Fannie Mae Trims Costs, Boosts Mbs Purchases To Post $14.4b Profit In 2025
Fannie Mae reported $14.4 billion in profit for 2025, a year in which it provided $409 billion in liquidity to the mortgage market and increased its purchases of mortgage-backed securities (MBS), the company said Wednesday.
Net income declined by $2.6 billion from the prior year, primarily due to a $1.8 billion shift from a benefit for credit losses to a provision for credit losses, along with a $1.7 billion decrease in fair value gains in 2025.
Fannie ended the year with a net worth of $109 billion. It remains the largest guarantor of outstanding residential mortgage debt in the U.S., representing an estimated 25% of single-family and 21% of multifamily mortgage debt.
“For the first time in four years, we reduced annual administrative expenses, positioning the company for long-term success,” Bill Pulte, director of the Federal Housing Finance Agency (FHFA), said in a statement.
Fannie reduced administrative expenses by $40 million and total noninterest expenses by $141 million in 2025. The enterprise cut its workforce by about 1,200 employees, scaled back contractors and renegotiated key contracts while paying $95 million more in severance.
Acting CEO and chief operating officer Peter Akwaboah said the performance was “driven by disciplined expense management and ongoing progress to simplify our core processes and technology infrastructure.”
Fourth-quarter earnings fell to $3.5 billion, down from $3.9 billion in the third quarter, which reflected fair value changes, lower investment gains and higher administrative expenses.

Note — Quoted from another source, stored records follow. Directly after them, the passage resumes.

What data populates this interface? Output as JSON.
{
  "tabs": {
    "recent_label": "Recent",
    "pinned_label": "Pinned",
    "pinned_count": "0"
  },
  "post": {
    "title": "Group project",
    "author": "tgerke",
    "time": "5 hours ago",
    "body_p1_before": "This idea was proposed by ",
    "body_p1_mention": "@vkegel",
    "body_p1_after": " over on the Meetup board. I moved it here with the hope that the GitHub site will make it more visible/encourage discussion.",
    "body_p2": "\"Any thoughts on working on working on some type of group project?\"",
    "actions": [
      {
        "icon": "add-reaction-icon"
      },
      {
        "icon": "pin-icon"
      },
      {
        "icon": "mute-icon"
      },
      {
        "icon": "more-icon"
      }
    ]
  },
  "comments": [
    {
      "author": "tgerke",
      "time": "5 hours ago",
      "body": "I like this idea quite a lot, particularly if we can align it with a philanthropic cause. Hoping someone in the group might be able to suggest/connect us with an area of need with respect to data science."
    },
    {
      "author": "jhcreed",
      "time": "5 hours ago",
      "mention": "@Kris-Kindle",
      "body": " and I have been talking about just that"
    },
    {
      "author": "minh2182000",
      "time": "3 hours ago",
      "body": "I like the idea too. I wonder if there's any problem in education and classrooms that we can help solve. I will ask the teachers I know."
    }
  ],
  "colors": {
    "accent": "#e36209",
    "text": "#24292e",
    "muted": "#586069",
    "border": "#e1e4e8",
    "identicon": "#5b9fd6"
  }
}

“During the quarter, the majority of fair-value losses were driven by the compression in interest rate spreads, which are not covered by hedge accounting,” said chief financial officer Chryssa C. Halley.
Net revenues totaled $7.3 billion in the fourth quarter. Earnings continued to be driven by guaranty fees for providing credit protection on MBS issued in the secondary market, which accounted for 81% of Q4 net revenues.
According to Halley, Fannie increased its holdings of agency MBS to achieve “higher returns and support market and lender liquidity.” In its retained mortgage portfolio, single-family mortgages and mortgage-related securities reached $123.4 billion in 2025, compared to $89.3 billion in 2024.
“We plan to continue investing in agency MBS, while remaining in compliance with portfolio limits and managing the interest rate risk associated with our retained mortgage portfolio,” she said.
Single-family business
Fannie provided liquidity for the purchase of 704,000 homes, the refinancing of 283,000 properties and the purchase of 531,000 rental units in 2025. First-time homebuyers accounted for more than half of single-family purchase mortgages.
In the fourth quarter, the company acquired $96.8 billion in single-family loans, up from $90.4 billion in the prior quarter, driven by a $19.2 billion increase in refinance volume amid a more favorable rate environment.
Halley said that “competitive market dynamics, including the impact of our capital requirements on pricing, compressed our share of new business and made it difficult to fully replace loan runoff with new acquisitions.” She added that these factors could persist in 2026.
The serious delinquency rate for its single-family loans ended the year at 0.58%, up from 0.56% a year earlier. Foreclosure prevention solutions reached nearly 99,000 homeowners. The average credit score was 753 and the loan-to-value ratio averaged 51%, the company said..
“We saw increases in delinquencies in the fourth quarter. The 4-basis-point increase in single-family seriously delinquent loans was due primarily to seasonal factors and an increase in forbearance from the government shutdown,” Halley said.